Fishing in West Palm Beach freshwater lakes commonly yields a catch of up to 100-plus fish such as peacock and largemouth bass. South Florida has an abundance of big schools of sunshine bass on Lake Ida. In addition, clown knifefish and peacocks are commonly present in up to 20 lb catches per day. You can also find huge largemouth bass feeding on the abundant shad schools when the weather is right. You may even see some fat Mayan cichlids grabbing up the bait that the larger game fish neglect.
An array of ultra-light spinning outfits should be kept ready with plenty of live bait, and live bait chum. The bait should be either rigged straight to a small light gauge wire hook or deployed with an adjustable float and split shot rigged about six inches above the hook. Troll, drift, or fish "on the anchor." Naturally, the placement of the hook in the bait may change depending on the boat's angling deployment.

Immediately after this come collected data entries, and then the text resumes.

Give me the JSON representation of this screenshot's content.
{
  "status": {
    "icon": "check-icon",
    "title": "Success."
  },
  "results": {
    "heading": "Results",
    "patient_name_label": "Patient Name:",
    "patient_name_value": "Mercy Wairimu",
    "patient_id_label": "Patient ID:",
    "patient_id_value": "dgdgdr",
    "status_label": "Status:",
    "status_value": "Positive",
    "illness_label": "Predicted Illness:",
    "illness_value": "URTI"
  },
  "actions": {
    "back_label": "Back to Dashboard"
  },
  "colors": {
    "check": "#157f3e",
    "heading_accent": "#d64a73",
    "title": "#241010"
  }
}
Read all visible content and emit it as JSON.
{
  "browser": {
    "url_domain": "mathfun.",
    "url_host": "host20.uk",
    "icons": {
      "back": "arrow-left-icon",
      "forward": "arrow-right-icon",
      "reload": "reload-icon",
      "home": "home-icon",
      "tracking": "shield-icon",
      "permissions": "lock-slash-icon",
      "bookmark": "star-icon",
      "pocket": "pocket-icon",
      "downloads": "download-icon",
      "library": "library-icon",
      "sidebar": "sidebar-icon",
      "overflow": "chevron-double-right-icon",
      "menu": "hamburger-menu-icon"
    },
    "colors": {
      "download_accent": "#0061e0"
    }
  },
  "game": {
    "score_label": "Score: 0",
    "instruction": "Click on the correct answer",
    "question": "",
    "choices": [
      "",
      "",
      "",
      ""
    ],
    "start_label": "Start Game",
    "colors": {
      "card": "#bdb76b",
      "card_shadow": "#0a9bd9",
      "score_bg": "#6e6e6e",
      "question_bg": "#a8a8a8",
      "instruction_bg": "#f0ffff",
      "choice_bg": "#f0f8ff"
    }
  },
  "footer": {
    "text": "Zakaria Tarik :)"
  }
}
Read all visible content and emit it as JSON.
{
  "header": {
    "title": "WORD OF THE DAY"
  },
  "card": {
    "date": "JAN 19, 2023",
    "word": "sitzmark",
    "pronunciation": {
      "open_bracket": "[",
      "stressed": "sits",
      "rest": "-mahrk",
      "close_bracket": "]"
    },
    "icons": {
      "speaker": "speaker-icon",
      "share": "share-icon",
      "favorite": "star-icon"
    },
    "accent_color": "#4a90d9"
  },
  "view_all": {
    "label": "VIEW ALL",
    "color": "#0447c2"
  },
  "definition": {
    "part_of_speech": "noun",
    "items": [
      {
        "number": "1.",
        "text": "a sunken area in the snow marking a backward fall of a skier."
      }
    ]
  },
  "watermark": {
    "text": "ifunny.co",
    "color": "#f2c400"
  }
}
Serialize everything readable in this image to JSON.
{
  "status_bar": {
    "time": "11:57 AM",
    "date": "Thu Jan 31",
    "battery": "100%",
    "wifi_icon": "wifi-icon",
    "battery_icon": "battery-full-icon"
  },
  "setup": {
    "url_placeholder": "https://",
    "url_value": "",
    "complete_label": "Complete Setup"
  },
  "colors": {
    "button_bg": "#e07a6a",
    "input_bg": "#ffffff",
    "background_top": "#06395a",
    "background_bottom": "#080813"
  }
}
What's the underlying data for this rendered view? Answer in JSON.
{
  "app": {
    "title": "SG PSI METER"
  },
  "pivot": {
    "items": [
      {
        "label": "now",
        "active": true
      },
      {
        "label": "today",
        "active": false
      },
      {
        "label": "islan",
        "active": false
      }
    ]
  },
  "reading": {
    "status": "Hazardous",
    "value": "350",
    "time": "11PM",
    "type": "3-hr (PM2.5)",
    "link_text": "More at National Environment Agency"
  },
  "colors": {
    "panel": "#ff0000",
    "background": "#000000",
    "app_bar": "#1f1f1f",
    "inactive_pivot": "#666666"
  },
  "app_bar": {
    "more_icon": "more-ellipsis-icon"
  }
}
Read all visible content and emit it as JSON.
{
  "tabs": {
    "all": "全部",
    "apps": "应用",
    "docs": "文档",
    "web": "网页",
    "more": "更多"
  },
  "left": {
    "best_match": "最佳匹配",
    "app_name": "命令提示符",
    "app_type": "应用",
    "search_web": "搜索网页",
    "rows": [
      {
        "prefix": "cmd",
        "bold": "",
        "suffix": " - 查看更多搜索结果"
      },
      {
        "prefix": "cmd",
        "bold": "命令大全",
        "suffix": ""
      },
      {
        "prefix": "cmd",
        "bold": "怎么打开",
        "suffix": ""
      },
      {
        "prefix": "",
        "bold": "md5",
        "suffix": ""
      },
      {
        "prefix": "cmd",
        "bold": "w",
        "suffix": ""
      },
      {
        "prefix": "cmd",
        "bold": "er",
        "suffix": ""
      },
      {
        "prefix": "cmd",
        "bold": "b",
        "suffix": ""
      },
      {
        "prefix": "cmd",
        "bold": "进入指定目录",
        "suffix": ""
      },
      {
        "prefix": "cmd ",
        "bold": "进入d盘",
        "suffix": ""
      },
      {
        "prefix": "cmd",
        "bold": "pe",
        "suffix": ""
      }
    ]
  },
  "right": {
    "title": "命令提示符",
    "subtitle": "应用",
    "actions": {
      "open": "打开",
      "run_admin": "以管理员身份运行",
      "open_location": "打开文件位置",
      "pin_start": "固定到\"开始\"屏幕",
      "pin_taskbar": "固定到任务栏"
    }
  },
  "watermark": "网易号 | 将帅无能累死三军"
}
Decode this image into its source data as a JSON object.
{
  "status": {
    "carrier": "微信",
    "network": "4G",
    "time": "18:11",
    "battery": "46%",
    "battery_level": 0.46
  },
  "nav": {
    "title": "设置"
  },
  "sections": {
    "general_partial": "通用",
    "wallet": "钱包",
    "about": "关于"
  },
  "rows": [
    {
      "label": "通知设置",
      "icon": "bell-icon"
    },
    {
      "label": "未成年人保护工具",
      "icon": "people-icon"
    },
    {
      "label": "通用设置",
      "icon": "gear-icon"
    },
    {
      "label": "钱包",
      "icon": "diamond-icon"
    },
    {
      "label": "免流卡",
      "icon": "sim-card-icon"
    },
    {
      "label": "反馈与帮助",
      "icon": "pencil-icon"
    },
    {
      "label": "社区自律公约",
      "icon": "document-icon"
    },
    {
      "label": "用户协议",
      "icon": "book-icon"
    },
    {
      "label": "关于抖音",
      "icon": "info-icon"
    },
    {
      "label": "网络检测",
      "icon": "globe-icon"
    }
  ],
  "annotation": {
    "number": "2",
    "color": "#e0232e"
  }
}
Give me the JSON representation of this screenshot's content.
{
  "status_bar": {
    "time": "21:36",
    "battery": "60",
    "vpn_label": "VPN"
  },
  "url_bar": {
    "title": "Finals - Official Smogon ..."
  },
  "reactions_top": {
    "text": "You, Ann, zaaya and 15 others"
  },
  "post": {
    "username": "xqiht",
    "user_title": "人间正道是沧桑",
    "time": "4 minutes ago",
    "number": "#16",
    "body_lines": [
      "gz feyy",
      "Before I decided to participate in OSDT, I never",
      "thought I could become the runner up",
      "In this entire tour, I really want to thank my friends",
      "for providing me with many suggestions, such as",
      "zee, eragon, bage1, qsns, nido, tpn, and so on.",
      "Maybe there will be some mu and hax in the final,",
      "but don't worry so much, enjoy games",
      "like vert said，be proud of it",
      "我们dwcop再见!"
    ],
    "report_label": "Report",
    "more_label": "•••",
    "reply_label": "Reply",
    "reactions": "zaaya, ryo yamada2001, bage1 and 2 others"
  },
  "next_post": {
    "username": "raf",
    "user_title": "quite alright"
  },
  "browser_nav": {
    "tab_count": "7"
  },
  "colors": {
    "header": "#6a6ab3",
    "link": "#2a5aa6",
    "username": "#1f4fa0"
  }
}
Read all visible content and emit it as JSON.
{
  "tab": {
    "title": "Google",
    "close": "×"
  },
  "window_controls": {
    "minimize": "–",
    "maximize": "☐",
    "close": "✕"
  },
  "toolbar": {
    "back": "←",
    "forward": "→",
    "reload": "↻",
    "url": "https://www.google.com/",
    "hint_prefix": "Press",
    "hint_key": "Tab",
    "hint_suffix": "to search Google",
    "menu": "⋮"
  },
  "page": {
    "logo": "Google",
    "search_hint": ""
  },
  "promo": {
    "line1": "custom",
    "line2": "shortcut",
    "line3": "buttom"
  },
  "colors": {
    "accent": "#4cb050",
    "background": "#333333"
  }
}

As soon as you start chumming with live baits, as well as faster-sinking tiny shad chunks, you will immediately be hooked to hard-fighting sunshine bass. Clown knifefish and largemouth bass can be found feeding along the weed bed edges. It may take as little as 5 minutes scouting along the weed edges to see your first knifefish roll.
Much like the peacocks, chumming produces non-stop action with largemouth bass—up to 10 lbs, as well as 15 lb knifefish—which may inspire the avid angler to turn his/her attention inland to freshwater fishing for largemouth bass and bluegills in the western canal system of Palm Beach County.
The canal system has been stocked with peacock bass. The peacocks have created the makings of a guaranteed-catch fishery that would thrill any angler. While the peacocks were growing in popularity in Brazil's Amazon River, you can get an opportunity to catch fair-sized specimens yourself right in South Florida.